Искусник лишь отмахнулся:
– А резон-то какой? Одно дело – просто не любить, а другое – силы тратить.
– Ты вчера наловил и перепортил кучу чужой собственности. Чародеи тебе не простят, – с каким-то непонятным злорадством подсказал Толлеус сам себе и нахмурился.
– Что-то я не заметил хозяев… – буркнул он.
– Ну конечно, они дикие! То есть ничьи. Их не делали чародеи для своих нужд, они сами появились. Из яиц вылупились! – Искусник потешался от души и продолжал бы еще долго, если бы не прозвучал новый довод:
– Они сами лезли ко мне! Я лишь защищал неприкосновенность своего жилья.
Пожевав губами, старик согласно кивнул, принимая аргумент:
– Вот только, согласись, обидно. Допустим, ты хотел заглянуть в замочную скважину к постояльцу, проверить, не портит ли он твое имущество. А он тебя из-за двери спицей в глаз!
Толлеус снова кивнул. Действительно обидно. И, похоже, чародеи тоже обиделись. Это не сулило ничего хорошего.

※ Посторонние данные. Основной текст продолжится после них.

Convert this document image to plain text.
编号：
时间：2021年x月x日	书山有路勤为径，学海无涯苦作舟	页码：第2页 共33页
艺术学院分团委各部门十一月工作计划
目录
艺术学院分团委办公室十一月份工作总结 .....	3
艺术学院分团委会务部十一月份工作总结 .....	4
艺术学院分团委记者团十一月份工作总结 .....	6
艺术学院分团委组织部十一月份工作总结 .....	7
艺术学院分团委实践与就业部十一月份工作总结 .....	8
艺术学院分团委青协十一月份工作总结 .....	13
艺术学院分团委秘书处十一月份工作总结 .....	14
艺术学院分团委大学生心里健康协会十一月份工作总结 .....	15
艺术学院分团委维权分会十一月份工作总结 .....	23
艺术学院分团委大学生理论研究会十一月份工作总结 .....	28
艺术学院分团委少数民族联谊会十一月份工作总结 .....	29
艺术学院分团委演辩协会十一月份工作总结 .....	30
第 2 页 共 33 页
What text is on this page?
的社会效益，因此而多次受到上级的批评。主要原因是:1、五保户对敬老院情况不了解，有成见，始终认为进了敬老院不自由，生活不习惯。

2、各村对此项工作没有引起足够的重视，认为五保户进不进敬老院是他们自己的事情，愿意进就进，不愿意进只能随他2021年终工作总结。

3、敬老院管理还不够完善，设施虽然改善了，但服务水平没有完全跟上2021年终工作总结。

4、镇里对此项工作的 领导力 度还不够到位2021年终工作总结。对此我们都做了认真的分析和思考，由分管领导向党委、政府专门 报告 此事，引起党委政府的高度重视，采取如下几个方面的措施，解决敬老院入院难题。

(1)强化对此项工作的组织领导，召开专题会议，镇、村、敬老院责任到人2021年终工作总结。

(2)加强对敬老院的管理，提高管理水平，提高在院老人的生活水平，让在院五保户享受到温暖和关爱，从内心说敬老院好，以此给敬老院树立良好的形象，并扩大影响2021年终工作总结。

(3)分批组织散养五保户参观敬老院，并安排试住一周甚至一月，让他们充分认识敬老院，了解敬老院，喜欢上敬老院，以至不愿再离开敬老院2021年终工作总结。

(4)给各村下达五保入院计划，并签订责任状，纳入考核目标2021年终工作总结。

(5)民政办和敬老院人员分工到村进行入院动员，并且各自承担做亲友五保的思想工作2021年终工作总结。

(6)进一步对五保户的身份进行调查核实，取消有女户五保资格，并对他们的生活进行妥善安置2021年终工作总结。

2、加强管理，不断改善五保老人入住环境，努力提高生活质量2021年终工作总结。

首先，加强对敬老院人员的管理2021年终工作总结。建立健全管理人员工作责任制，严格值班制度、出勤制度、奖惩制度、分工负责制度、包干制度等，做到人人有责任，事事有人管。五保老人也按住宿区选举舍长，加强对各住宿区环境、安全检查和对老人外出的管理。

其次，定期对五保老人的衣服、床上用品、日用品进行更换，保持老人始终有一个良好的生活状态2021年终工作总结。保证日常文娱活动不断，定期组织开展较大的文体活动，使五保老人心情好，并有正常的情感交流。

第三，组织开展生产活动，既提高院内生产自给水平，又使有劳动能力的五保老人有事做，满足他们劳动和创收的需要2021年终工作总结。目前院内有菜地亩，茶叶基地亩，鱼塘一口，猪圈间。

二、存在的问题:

Для проверки гипотезы искусник высунулся из шатра. Конструкты своей активностью тут же дали понять, что мысль была верная. Они летели целенаправленно. Неясно лишь, что же будет, случись им добраться до старика. Вопрос не праздный, но проверять не хотелось. Безвылазно сидеть в шатре неопределенное время тоже нет никакого желания. Пожав плечами, искусник привычно заключил себя в защитную сферу и уверенно вышел на улицу.